对单机而言提供 linearizability 相对容易。在复制服务中更难,因为所有服务器必须对并发请求选择相同的执行顺序、必须避免用未更新的状态回复客户端、且必须在故障后以保留所有已确认客户端更新的方式恢复状态。
本实验分**三个部分**。在 **Part A** 中,你将用你的 Raft 实现一个与具体请求无关的复制状态机包 **rsm**。在 **Part B** 中,你将用 rsm 实现一个复制的 key/value 服务,但不使用快照。在 **Part C** 中,你将使用 Lab 3D 的快照实现,使 Raft 能丢弃旧日志条目。请分别在各自截止日前提交各部分。

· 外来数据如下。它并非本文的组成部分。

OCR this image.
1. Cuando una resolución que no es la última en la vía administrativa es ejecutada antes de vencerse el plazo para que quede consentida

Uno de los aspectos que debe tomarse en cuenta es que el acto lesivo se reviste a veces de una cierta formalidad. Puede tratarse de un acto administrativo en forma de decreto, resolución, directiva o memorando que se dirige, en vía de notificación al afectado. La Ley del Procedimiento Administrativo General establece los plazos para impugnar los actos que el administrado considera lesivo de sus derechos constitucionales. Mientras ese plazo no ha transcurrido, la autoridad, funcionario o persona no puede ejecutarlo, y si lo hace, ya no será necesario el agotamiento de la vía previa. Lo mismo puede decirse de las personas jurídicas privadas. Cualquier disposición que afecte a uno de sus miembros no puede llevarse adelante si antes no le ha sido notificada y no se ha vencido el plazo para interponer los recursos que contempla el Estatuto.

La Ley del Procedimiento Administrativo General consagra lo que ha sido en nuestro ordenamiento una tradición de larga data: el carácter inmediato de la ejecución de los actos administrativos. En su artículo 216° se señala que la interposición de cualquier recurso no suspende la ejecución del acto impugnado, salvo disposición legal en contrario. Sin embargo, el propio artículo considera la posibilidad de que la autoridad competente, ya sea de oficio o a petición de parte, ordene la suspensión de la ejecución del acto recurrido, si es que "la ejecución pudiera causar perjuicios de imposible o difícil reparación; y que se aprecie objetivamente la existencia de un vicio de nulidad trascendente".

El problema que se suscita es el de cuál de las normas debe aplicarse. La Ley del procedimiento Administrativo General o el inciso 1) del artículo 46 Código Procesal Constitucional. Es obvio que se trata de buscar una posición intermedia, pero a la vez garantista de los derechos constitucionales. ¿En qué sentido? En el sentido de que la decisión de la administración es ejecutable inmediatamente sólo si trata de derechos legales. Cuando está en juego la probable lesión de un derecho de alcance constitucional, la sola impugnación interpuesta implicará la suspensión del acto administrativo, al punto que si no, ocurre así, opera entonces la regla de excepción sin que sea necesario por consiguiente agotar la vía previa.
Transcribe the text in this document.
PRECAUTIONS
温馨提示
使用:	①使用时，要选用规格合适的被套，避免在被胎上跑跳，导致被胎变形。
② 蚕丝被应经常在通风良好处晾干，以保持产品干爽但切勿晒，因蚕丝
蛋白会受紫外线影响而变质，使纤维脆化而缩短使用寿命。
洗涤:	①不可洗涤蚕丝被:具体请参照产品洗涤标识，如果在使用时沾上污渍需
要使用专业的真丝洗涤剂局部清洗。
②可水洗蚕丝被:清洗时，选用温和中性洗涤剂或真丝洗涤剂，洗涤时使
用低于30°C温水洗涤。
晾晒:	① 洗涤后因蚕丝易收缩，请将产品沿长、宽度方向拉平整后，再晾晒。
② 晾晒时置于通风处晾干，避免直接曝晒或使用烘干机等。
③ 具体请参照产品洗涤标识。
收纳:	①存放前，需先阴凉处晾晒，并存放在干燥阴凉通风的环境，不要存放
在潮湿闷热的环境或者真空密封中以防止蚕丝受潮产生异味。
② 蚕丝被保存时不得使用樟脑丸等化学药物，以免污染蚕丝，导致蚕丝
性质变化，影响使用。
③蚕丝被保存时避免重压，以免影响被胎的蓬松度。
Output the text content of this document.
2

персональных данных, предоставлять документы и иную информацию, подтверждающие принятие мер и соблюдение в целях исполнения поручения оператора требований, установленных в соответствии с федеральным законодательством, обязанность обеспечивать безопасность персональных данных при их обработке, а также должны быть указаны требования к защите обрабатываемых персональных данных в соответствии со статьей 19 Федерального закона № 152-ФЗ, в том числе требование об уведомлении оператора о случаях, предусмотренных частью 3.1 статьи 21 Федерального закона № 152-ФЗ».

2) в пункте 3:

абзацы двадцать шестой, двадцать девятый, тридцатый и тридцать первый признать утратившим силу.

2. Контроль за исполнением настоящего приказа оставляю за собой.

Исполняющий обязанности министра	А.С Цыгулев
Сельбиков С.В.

建议复习 [Raft 扩展论文](../papers/raft-extended-cn.md),尤其是 **Section 7**(不含 8。更广视角可参阅 Chubby、Paxos Made Live、Spanner、Zookeeper、Harp、Viewstamped Replication 以及 [Bolosky et al](https://pdos.csail.mit.edu/6.824/papers/bolosky-usenix2010.pdf)。
**尽早开始。**
---
## 起步
我们在 `src/kvraft1` 中提供了骨架代码和测试。骨架使用 `src/kvraft1/rsm` 包复制服务器。服务器必须实现 rsm 中定义的 **StateMachine** 接口才能通过 rsm 复制自身。你的主要工作是在 rsm 中实现与具体服务器无关的复制逻辑。此外需要修改 `kvraft1/client.go``kvraft1/server.go` 实现服务器相关部分。这种拆分便于在下一实验复用 rsm。可以复用部分 Lab 2 代码(例如复制或导入 "src/kvsrv1" 包中的服务器代码),但非必须。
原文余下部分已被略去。